Écrans publicitaires. Sur fond de crise de l’énergie et de la nécessité d’une bifurcation écologique, la régulation des écrans publicitaires s’ajoute à la liste des échecs environnementaux de la macronie. À cet habituel barrage par une alliance de la droite et de l’extrême droite face aux mesures écologiques, s’ajoute une mélodie à laquelle la minorité présidentielle nous a habitués. En effet, comme pour les Uberfiles et autres, l’on apprend que ce blocage s’est fait par un accompagnement soigneux des lobbies au sein de l’hémicycle (Mediapart). Retour sur une occasion gâchée, survenue début avril 2023. Notre article.
Publicité mensongère partout, sobriété énergétique nulle part
Réputés coûteux et énergivores, les panneaux numériques, ont fait l’objet d’une proposition d’interdiction dans l’espace public par des députées écologistes comme Delphine Batho, ce pour la troisième fois depuis 2019. Selon Mickaël Correia (Mediapart), la proposition de loi étudiée le 28 mars 2023 en commission a été tellement vidé de sa substance, que ses autrices ont préféré tout bonnement la retirer ce 5 avril 2023.

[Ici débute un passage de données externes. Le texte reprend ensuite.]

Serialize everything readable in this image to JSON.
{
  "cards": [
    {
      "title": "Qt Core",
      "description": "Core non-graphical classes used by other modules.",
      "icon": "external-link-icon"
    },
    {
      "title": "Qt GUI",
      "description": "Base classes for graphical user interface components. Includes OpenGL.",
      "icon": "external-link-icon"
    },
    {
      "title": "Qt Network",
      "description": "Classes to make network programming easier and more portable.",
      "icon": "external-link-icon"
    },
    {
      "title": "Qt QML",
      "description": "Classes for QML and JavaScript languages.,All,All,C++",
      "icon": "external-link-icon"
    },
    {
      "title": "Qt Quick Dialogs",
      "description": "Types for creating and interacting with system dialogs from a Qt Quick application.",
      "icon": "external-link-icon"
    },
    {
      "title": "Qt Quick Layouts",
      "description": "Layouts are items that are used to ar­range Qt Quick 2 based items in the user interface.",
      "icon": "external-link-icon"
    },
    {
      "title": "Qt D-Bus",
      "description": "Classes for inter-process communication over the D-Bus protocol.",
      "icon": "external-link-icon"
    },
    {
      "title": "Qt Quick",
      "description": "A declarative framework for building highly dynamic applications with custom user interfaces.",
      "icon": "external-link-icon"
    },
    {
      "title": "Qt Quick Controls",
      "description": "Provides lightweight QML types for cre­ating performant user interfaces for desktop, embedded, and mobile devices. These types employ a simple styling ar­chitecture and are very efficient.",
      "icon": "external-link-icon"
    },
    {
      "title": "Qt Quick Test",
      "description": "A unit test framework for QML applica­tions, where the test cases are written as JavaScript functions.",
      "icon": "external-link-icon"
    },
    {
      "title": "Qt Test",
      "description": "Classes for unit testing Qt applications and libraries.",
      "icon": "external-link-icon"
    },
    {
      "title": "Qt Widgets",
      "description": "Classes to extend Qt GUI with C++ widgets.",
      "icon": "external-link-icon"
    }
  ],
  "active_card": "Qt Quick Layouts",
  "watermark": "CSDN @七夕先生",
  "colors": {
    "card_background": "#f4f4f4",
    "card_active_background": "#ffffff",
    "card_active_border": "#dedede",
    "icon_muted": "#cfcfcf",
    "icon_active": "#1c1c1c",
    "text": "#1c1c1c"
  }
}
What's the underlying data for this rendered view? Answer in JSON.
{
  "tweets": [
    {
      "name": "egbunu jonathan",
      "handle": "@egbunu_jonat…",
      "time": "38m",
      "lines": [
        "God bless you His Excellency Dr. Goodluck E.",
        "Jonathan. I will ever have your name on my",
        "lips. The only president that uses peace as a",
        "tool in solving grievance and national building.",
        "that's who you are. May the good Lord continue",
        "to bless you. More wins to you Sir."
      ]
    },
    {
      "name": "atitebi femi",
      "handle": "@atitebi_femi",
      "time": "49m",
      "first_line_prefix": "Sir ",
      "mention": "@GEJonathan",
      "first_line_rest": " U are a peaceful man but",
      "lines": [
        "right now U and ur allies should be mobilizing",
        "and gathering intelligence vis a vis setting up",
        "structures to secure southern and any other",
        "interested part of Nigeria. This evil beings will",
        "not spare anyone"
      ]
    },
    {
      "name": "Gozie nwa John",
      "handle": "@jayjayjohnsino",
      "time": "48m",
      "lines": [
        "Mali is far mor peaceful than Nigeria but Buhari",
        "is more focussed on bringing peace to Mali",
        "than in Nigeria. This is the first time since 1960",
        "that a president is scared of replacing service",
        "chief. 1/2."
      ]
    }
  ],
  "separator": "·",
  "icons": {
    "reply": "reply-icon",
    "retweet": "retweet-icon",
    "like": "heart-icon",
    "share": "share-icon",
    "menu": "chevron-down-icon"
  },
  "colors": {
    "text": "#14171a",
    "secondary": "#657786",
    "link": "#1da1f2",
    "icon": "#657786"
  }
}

D’une mesure ambitieuse, recommandée même par le Réseau de transport d’électricité (RTE), la Commission du développement durable à l’Assemblée nationale a accouché d’une souris. Les élus opposés à la mesure peuvent remercier la FESPA (Organisation professionnelle des métiers de la communication visuelle), de leur avoir mâché le travail. En effet, ils « ont repris au mot près les éléments de langage du secteur publicitaire ».
La FESPA a juste eu à envoyer dans la boîte mail des députés ses arguments, que certains de nos représentants ont repris tels quels, affirmant que ces écrans auraient un bilan carbone moins important que l’affichage classique. Les études scientifiques et d’impact pouvant facilement varier en fonction des données prises en référence, l’impartialité d’études menées par une entreprise dudit domaine, n’est peut-être pas la plus grande preuve de rigueur.
RTE et L’Agence de l’environnement et de la maîtrise de l’énergie (ADEME) encouragent pourtant à la disparition progressive de ces outils dans un souci de sobriété. En effet, ces derniers connaissent une croissance d’environ 20% par an.
Alors que les foyers français ont du mal à se chauffer, souffrent d’une inflation galopante, de l’énergie, ces panneaux toujours plus énergivores vont continuer à être construits. En terme d’émissions de gaz à effet de serre (mesuré en équivalent CO2), selon l’ADEME, un seul de ces écrans LCD consomme 245 kg CO2. Si l’on regarde la consommation d’énergie, d’après son rapport, au bout de dix ans d’utilisation, chaque panneau aura consommé 20 477 kWh, soit la dépense énergétique annuelle de quatre foyers.
Pour aller plus loin : Pourquoi se battre contre la retraite à 64 ans est un combat écologique
L’extrême droite et la bataille écologique
Une nouvelle occasion pour le Rassemblement National (RN) de prouver son imposture et sa démagogie dans le combat contre le dérèglement climatique. Sans les voix de ce groupe parlementaire pour faire blocage, la proposition de loi n’aurait pas été enterrée en commission. Ces prises de position à l’Assemblée sont un rappel de la position de l’extrême droite sur l’écologie qui ne dépasse pas le « greenwashing ».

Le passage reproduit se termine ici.